Cómo Mundo Fitness ordenó el control de acceso de su gimnasio 24 horas en Durazno
- 24 hs
- Abierto todos los días
- 2
- Puntos de control de acceso
- 0
- Personal necesario para dar de alta un socio nuevo
La historia de Mundo Fitness
Mundo Fitness es un gimnasio abierto las 24 horas en Durazno. Ese modelo tiene una ventaja clara para el socio: entrenar a cualquier hora, sin depender de un horario de atención. Pero también trae complicaciones que un gimnasio tradicional no tiene, y el control de acceso es la primera de la lista.
El gimnasio ya contaba con dos capas de seguridad: un ingreso primario en la puerta de calle y un molinete secundario una vez adentro. En teoría, doble control. En la práctica, era la fuente de la mayoría de sus dolores de cabeza.
El problema: dos sistemas que no se hablaban entre sí
Con su proveedor anterior, el control de acceso no formaba parte del mismo sistema de gestión: estaba tercerizado, en manos de otra empresa. Eso significaba que el estado de cuenta de cada socio y la validación física en la puerta eran, en los hechos, dos sistemas separados que tenían que mantenerse sincronizados a mano.
Cuando esa sincronización fallaba, aparecían falsos positivos: socios al día que quedaban bloqueados sin motivo, o accesos que no deberían haberse permitido.
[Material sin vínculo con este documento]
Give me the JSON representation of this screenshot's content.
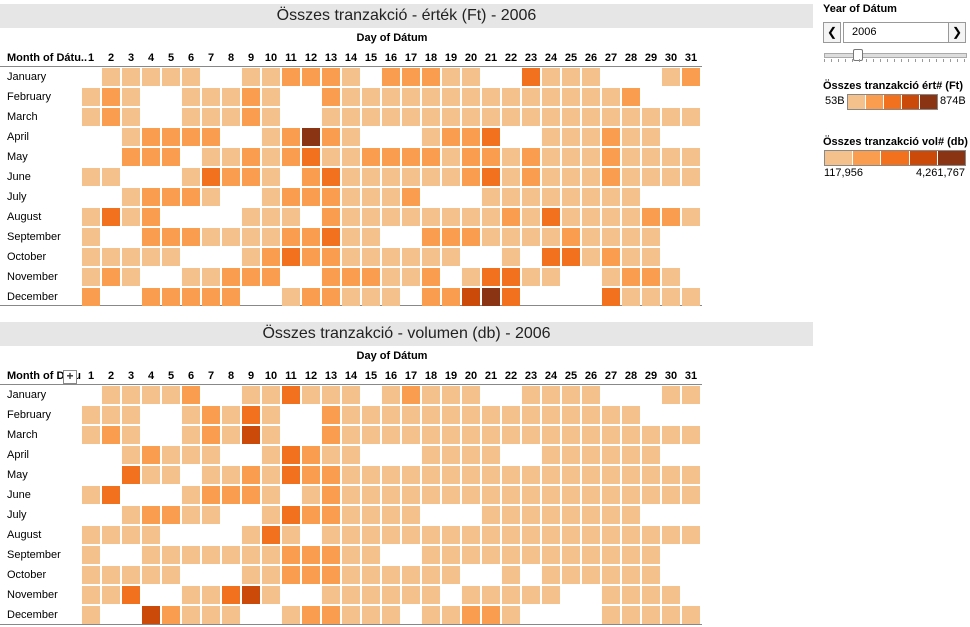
{
  "colors": {
    "level1": "#f4c08c",
    "level2": "#fb9d4e",
    "level3": "#f2711e",
    "level4": "#cc4a09",
    "level5": "#8b3414"
  },
  "chart_data": [
    {
      "type": "heatmap",
      "title": "Összes tranzakció - érték (Ft) - 2006",
      "xlabel": "Day of Dátum",
      "ylabel": "Month of Dátu..",
      "x": [
        "1",
        "2",
        "3",
        "4",
        "5",
        "6",
        "7",
        "8",
        "9",
        "10",
        "11",
        "12",
        "13",
        "14",
        "15",
        "16",
        "17",
        "18",
        "19",
        "20",
        "21",
        "22",
        "23",
        "24",
        "25",
        "26",
        "27",
        "28",
        "29",
        "30",
        "31"
      ],
      "y": [
        "January",
        "February",
        "March",
        "April",
        "May",
        "June",
        "July",
        "August",
        "September",
        "October",
        "November",
        "December"
      ],
      "value_scale": "color level 0 (no data) to 5 (darkest)",
      "values": [
        [
          0,
          1,
          1,
          1,
          1,
          1,
          0,
          0,
          1,
          1,
          2,
          2,
          2,
          1,
          0,
          2,
          2,
          2,
          1,
          1,
          0,
          0,
          3,
          1,
          1,
          1,
          0,
          0,
          0,
          1,
          2
        ],
        [
          1,
          2,
          1,
          0,
          0,
          1,
          1,
          1,
          2,
          1,
          0,
          0,
          2,
          1,
          1,
          1,
          1,
          1,
          1,
          1,
          1,
          1,
          1,
          1,
          1,
          1,
          1,
          2,
          0,
          0,
          0
        ],
        [
          1,
          2,
          1,
          0,
          0,
          1,
          1,
          1,
          2,
          1,
          0,
          0,
          1,
          1,
          1,
          1,
          1,
          1,
          1,
          1,
          1,
          1,
          1,
          1,
          1,
          1,
          1,
          1,
          1,
          1,
          1
        ],
        [
          0,
          0,
          1,
          2,
          2,
          2,
          2,
          0,
          0,
          1,
          2,
          5,
          2,
          1,
          0,
          0,
          0,
          1,
          2,
          2,
          3,
          0,
          0,
          1,
          1,
          1,
          2,
          1,
          1,
          0,
          0
        ],
        [
          0,
          0,
          2,
          2,
          2,
          0,
          1,
          1,
          2,
          1,
          2,
          3,
          1,
          1,
          2,
          2,
          2,
          2,
          1,
          2,
          2,
          1,
          2,
          1,
          1,
          1,
          2,
          1,
          1,
          1,
          1
        ],
        [
          1,
          1,
          0,
          0,
          0,
          1,
          3,
          2,
          2,
          1,
          0,
          2,
          3,
          1,
          1,
          1,
          1,
          1,
          1,
          2,
          3,
          1,
          2,
          1,
          1,
          1,
          2,
          1,
          1,
          1,
          1
        ],
        [
          0,
          0,
          1,
          2,
          2,
          2,
          1,
          0,
          0,
          1,
          2,
          2,
          2,
          1,
          1,
          1,
          2,
          0,
          0,
          0,
          1,
          1,
          1,
          1,
          1,
          1,
          1,
          1,
          0,
          0,
          0
        ],
        [
          1,
          3,
          1,
          2,
          0,
          0,
          0,
          0,
          1,
          1,
          1,
          0,
          2,
          1,
          1,
          1,
          1,
          1,
          1,
          1,
          1,
          2,
          1,
          3,
          1,
          1,
          1,
          1,
          2,
          2,
          1
        ],
        [
          1,
          0,
          0,
          2,
          2,
          2,
          1,
          1,
          1,
          1,
          2,
          2,
          3,
          1,
          1,
          0,
          0,
          2,
          2,
          2,
          1,
          1,
          1,
          1,
          2,
          1,
          1,
          1,
          1,
          0,
          0
        ],
        [
          1,
          1,
          1,
          1,
          1,
          0,
          0,
          0,
          1,
          2,
          3,
          2,
          2,
          1,
          1,
          1,
          1,
          1,
          1,
          0,
          0,
          1,
          0,
          3,
          3,
          1,
          2,
          1,
          1,
          0,
          0
        ],
        [
          1,
          2,
          1,
          0,
          0,
          1,
          1,
          2,
          2,
          2,
          0,
          0,
          2,
          2,
          2,
          1,
          1,
          2,
          0,
          1,
          3,
          3,
          1,
          1,
          0,
          0,
          1,
          2,
          2,
          1,
          0
        ],
        [
          2,
          0,
          0,
          2,
          2,
          2,
          2,
          2,
          0,
          0,
          1,
          2,
          2,
          1,
          1,
          1,
          0,
          2,
          2,
          4,
          5,
          3,
          0,
          0,
          0,
          0,
          3,
          1,
          1,
          1,
          1
        ]
      ]
    },
    {
      "type": "heatmap",
      "title": "Összes tranzakció - volumen (db) - 2006",
      "xlabel": "Day of Dátum",
      "ylabel": "Month of Dátu",
      "x": [
        "1",
        "2",
        "3",
        "4",
        "5",
        "6",
        "7",
        "8",
        "9",
        "10",
        "11",
        "12",
        "13",
        "14",
        "15",
        "16",
        "17",
        "18",
        "19",
        "20",
        "21",
        "22",
        "23",
        "24",
        "25",
        "26",
        "27",
        "28",
        "29",
        "30",
        "31"
      ],
      "y": [
        "January",
        "February",
        "March",
        "April",
        "May",
        "June",
        "July",
        "August",
        "September",
        "October",
        "November",
        "December"
      ],
      "value_scale": "color level 0 (no data) to 5 (darkest)",
      "values": [
        [
          0,
          1,
          1,
          1,
          1,
          2,
          0,
          0,
          1,
          1,
          3,
          1,
          1,
          1,
          0,
          1,
          2,
          1,
          1,
          1,
          0,
          0,
          1,
          1,
          1,
          1,
          0,
          0,
          0,
          1,
          1
        ],
        [
          1,
          1,
          1,
          0,
          0,
          1,
          2,
          1,
          3,
          1,
          0,
          0,
          2,
          1,
          1,
          1,
          1,
          1,
          1,
          1,
          1,
          1,
          1,
          1,
          1,
          1,
          1,
          1,
          0,
          0,
          0
        ],
        [
          1,
          2,
          1,
          0,
          0,
          1,
          2,
          1,
          4,
          1,
          0,
          0,
          2,
          1,
          1,
          1,
          1,
          1,
          1,
          1,
          1,
          1,
          1,
          1,
          1,
          1,
          1,
          1,
          1,
          1,
          1
        ],
        [
          0,
          0,
          1,
          2,
          1,
          1,
          1,
          0,
          0,
          1,
          3,
          2,
          1,
          1,
          0,
          0,
          0,
          1,
          1,
          1,
          1,
          0,
          0,
          1,
          1,
          1,
          1,
          1,
          1,
          0,
          0
        ],
        [
          0,
          0,
          3,
          1,
          1,
          0,
          1,
          1,
          2,
          1,
          3,
          2,
          2,
          1,
          1,
          1,
          1,
          1,
          1,
          1,
          1,
          1,
          1,
          1,
          1,
          1,
          1,
          1,
          1,
          1,
          1
        ],
        [
          1,
          3,
          0,
          0,
          0,
          1,
          2,
          2,
          2,
          1,
          0,
          1,
          2,
          1,
          1,
          1,
          1,
          1,
          1,
          1,
          1,
          1,
          1,
          1,
          1,
          1,
          1,
          1,
          1,
          1,
          1
        ],
        [
          0,
          0,
          1,
          2,
          2,
          1,
          1,
          0,
          0,
          1,
          3,
          2,
          2,
          1,
          1,
          1,
          1,
          0,
          0,
          0,
          1,
          1,
          1,
          1,
          1,
          1,
          1,
          1,
          0,
          0,
          0
        ],
        [
          1,
          1,
          1,
          1,
          0,
          0,
          0,
          0,
          1,
          3,
          1,
          0,
          1,
          1,
          1,
          1,
          1,
          1,
          1,
          1,
          1,
          1,
          1,
          1,
          1,
          1,
          1,
          1,
          1,
          1,
          1
        ],
        [
          1,
          0,
          0,
          1,
          1,
          1,
          1,
          1,
          1,
          1,
          2,
          2,
          2,
          1,
          1,
          0,
          0,
          1,
          1,
          1,
          1,
          1,
          1,
          1,
          1,
          1,
          1,
          1,
          1,
          0,
          0
        ],
        [
          1,
          1,
          1,
          1,
          1,
          0,
          0,
          0,
          1,
          1,
          2,
          2,
          2,
          1,
          1,
          1,
          1,
          1,
          1,
          0,
          0,
          1,
          0,
          1,
          1,
          1,
          1,
          1,
          1,
          0,
          0
        ],
        [
          1,
          1,
          3,
          0,
          0,
          1,
          1,
          3,
          4,
          1,
          0,
          0,
          1,
          1,
          1,
          1,
          1,
          1,
          0,
          1,
          1,
          1,
          1,
          1,
          0,
          0,
          1,
          1,
          1,
          1,
          0
        ],
        [
          1,
          0,
          0,
          4,
          2,
          1,
          1,
          1,
          0,
          0,
          1,
          2,
          2,
          1,
          1,
          1,
          0,
          1,
          1,
          2,
          2,
          1,
          0,
          0,
          0,
          0,
          1,
          1,
          1,
          1,
          1
        ]
      ]
    }
  ],
  "sidebar": {
    "year_title": "Year of Dátum",
    "year_value": "2006",
    "prev_label": "❮",
    "next_label": "❯",
    "dropdown_arrow": "▼",
    "legend1": {
      "title": "Összes tranzakció ért# (Ft)",
      "min": "53B",
      "max": "874B"
    },
    "legend2": {
      "title": "Összes tranzakció vol# (db)",
      "min": "117,956",
      "max": "4,261,767"
    }
  }
}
Y cuando Mundo Fitness necesitaba resolverlo, se topaba con el problema de fondo: el soporte del proveedor de control de acceso no respondía, o tardaba demasiado en hacerlo.
En un gimnasio abierto las 24 horas, sin personal presente todo el tiempo, eso no es un detalle menor: un socio puede quedar varado en la puerta a las 4 de la mañana, sin nadie que resuelva el problema ni en el sistema ni en persona.
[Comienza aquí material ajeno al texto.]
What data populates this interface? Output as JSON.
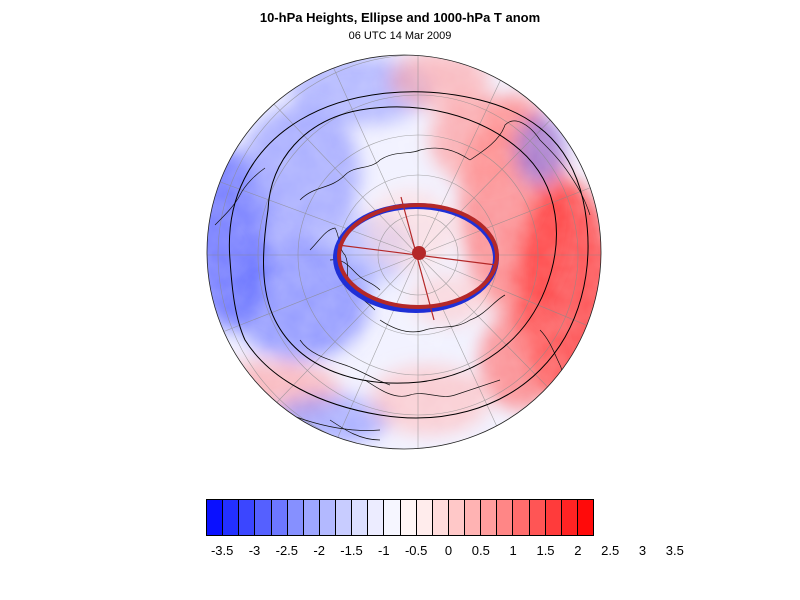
{
  "title": "10-hPa Heights, Ellipse and 1000-hPa T anom",
  "subtitle": "06 UTC 14 Mar 2009",
  "colors": {
    "neg_max": "#0b1cff",
    "pos_max": "#ff1a1a",
    "ellipse_blue": "#1f2fd6",
    "ellipse_red": "#b42828",
    "contour": "#000000"
  },
  "colorbar": {
    "labels": [
      "-3.5",
      "-3",
      "-2.5",
      "-2",
      "-1.5",
      "-1",
      "-0.5",
      "0",
      "0.5",
      "1",
      "1.5",
      "2",
      "2.5",
      "3",
      "3.5"
    ],
    "swatches": [
      "#0a10ff",
      "#2330ff",
      "#3b46ff",
      "#5560ff",
      "#6d77ff",
      "#8690ff",
      "#9ea6ff",
      "#b3b9ff",
      "#c8ccff",
      "#dcdfff",
      "#ececff",
      "#f6f6ff",
      "#fff6f6",
      "#ffecec",
      "#ffdcdc",
      "#ffc8c8",
      "#ffb3b3",
      "#ff9e9e",
      "#ff8686",
      "#ff6d6d",
      "#ff5555",
      "#ff3b3b",
      "#ff2323",
      "#ff0a0a"
    ]
  }
}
La solución: un solo sistema, con un solo soporte detrás
Con GymLab, el control de acceso primario y el secundario dejaron de ser dos sistemas de dos proveedores distintos. Ambos puntos se sincronizan contra un único estado de cuenta en tiempo real, así el molinete y la puerta siempre coinciden entre sí — y si hay un problema, hay un solo lugar (y un solo soporte) donde resolverlo.
Mundo Fitness aprovechó el cambio para sumar algo que no tenía: el auto-registro de socios nuevos por código QR. El socio escanea el código, elige su plan, completa sus datos, se saca una selfie y paga online, todo desde el celular. Apenas termina ese proceso, su acceso queda habilitado automáticamente, sin que nadie del staff tenga que dar de alta a nadie a mano ni estar presente para recibirlo.
Hoy Mundo Fitness no solo dejó atrás los problemas de acceso que arrastraba: además liberó una carga operativa importante que antes se le iba en perseguir a un proveedor externo, y mejoró la gestión general del gimnasio bastante más allá del problema puntual que los trajo a GymLab.